Taking care of integrated care: integration and fragmentation in the development of integrated care arrangements
International Journal of Integrated Care, 21 March 2007 - ISSN 1568-4156
Thesis summary
Taking care of integrated care: integration and fragmentation in the development of integrated care arrangements
Isabelle Natalina Fabbricotti
[S.l.: s.n.], 2007, (Optima Grafische Communicatie: Rotterdam), pp 389, Thesis Erasmus University of Rotterdam, [in Dutch],
ISBN 90 8559 258 5
ISBN 978 90 8559 258 7
Isabelle Fabbricotti, Rotterdam, The Netherlands E-mail: i.fabbricotti@erasmusmc.nl

The aim of this thesis was to study the development of integrated delivery systems (IDSs). An IDS is a form of institutionalised partnership between organisations and health care professionals, aimed at facilitating cooperation at the levels of management, support services and the primary processes. The purpose of developing an IDS is to achieve control, quality and efficiency in health care delivery. To examine the extent to which IDSs enable integration, this study centred on the question “how do IDSs develop at the level of management, support services and integrated pathways for elderly and stroke??.

Data were obtained in three case studies using document analysis, participatory observations and 120 interviews with health care professionals, managers and support staff-members. The results show that interaction between structures, interests, social relationships and cultures causes IDS formation to display four processes of integration and fragmentation:

1. Structural integration and fragmentation. Structures are developed to align tasks, activities and functions. Structural integration strategies, however, were observed in the case studies to lead to processes of new fragmentation – for example, actors' activities became only partially aligned. No structure was found to provide the conditions needed to achieve all the goals of the IDSs. For instance, multidisciplinary teams and case management strategies enhanced the alignment of activities of professionals in different organisations (hence promoting integrated care, effectiveness and operational readiness) but the opportunity professionals have to coordinate and discuss their work with their mono-disciplinary colleges decreased. Structural integration led to differentiation in working methods and loss of expertise, consequently inhibiting specialisation, efficiency and controllability. The reverse was true for standardised and monodisciplinary mechanisms.

2. Integration and fragmentation of interests. There is a strong belief that integrated care developments will succeed if the interests of actors converge. However, the thesis found that actors continually played off their own objectives, sources of power, and resources against those of other actors and, indeed, the IDS itself. Personal and professional self-interest meant that actors always had reasons to contribute to and/or inhibit developments. The priorities assigned by actors to their interests determined their contribution to the formation of IDSs and whether they subsequently cooperated, or come into conflict, with one another. The development of IDS is therefore associated with processes of integration and fragmentation of interests (processes whereby the objectives, power and resources of actors both converge and diverge).

3. Processes of social integration and fragmentation. These are defined as processes whereby the social relationships between actors intensify positively or negatively. Whether actors contributed to the development of IDSs depended on their knowledge, appreciation and assessment of the value of the work done in other organisations. To ensure that actors establish positive relationships exchanges are organised and information is disseminated. But, these strategies foster social fragmentation, because actors meet, see what others do, deem it inferior or just personally dislike each other.
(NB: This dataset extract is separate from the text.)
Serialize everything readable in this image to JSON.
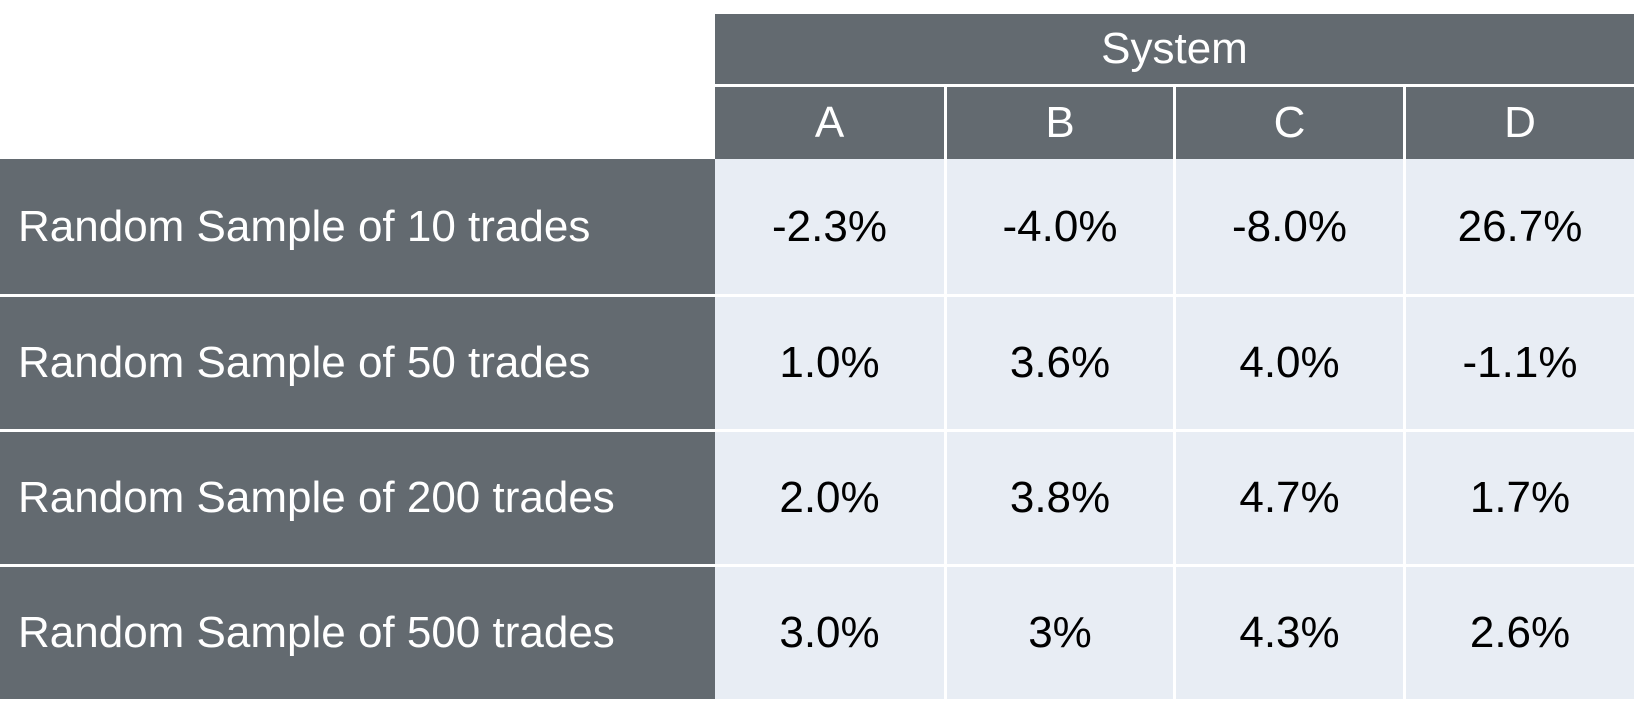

4. Cultural integration and fragmentation. Cultural integration and fragmentation processes reflect the convergence and divergence of the values, norms, working methods, approaches and symbols of the actors involved. In the case studies, cultures were seen to both converge and diverge as actors brought existing cultures from their organisations into IDSs. Cultural differences often put a strain on actors' willingness to work together and to develop new structures since most sought to retain their own culture whilst rejecting those of others. But, despite cultural differences, IDS formation was also seen to be a tool for cultural integration where actors agreed on new working methods and so changed their actions in concurrence with requirements in IDSs.

Processes of integration and fragmentation take place simultaneously, leading to continually changing and different IDS structures and alliances between actors. The study indicates that this interplay results in four typical configurations for an IDS: a control-oriented, a system-oriented, an institution-oriented and a market-oriented. The configurations vary in the extent to which they are directed to achieving control and responsiveness, and the extent to which interests, positions and cultural traditions are preserved or abandoned. Each configuration has its own advantages and disadvantages.
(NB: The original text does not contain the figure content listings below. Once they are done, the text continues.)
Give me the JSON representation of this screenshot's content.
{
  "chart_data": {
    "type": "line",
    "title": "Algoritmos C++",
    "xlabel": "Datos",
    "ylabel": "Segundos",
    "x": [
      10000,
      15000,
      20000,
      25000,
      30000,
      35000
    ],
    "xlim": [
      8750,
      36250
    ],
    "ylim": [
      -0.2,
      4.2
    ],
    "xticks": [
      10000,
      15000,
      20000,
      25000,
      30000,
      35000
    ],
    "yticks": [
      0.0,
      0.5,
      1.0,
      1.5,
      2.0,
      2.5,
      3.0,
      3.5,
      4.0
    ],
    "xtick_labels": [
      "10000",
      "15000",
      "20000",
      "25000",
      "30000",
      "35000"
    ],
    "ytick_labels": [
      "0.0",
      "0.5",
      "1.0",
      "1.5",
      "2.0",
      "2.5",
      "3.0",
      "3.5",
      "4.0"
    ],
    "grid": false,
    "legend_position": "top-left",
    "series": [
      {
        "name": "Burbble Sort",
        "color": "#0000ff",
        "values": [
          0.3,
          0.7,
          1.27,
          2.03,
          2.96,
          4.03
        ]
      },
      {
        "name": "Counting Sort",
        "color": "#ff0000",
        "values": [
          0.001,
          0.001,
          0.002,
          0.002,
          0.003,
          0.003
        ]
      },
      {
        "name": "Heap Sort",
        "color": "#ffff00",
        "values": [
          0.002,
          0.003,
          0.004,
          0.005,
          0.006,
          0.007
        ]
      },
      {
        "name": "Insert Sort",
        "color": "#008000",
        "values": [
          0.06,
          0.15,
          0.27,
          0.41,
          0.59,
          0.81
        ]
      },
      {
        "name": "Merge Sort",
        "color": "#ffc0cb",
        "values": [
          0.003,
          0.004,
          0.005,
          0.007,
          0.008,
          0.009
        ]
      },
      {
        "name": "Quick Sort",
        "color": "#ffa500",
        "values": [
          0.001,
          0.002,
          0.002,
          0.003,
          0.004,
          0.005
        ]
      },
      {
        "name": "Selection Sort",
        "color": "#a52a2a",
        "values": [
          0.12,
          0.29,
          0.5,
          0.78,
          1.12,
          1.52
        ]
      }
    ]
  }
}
The study is relevant for readers of IJIC and for integrated care because it provides a framework to analyse and develop integrated care arrangements. Secondly, the study is of importance because it breaks with the traditional rationale that the development of integrated care arrangements should be and is associated with integration. The study shows how integration leads to new fragmentation, and how cultural differences, social segmentation, structural differentiation and divergence in interest are needed to achieve the goals of IDS.

The results presented in this review are based on the author's thesis presented at the Erasmus University of Rotterdam on 8 February 2007.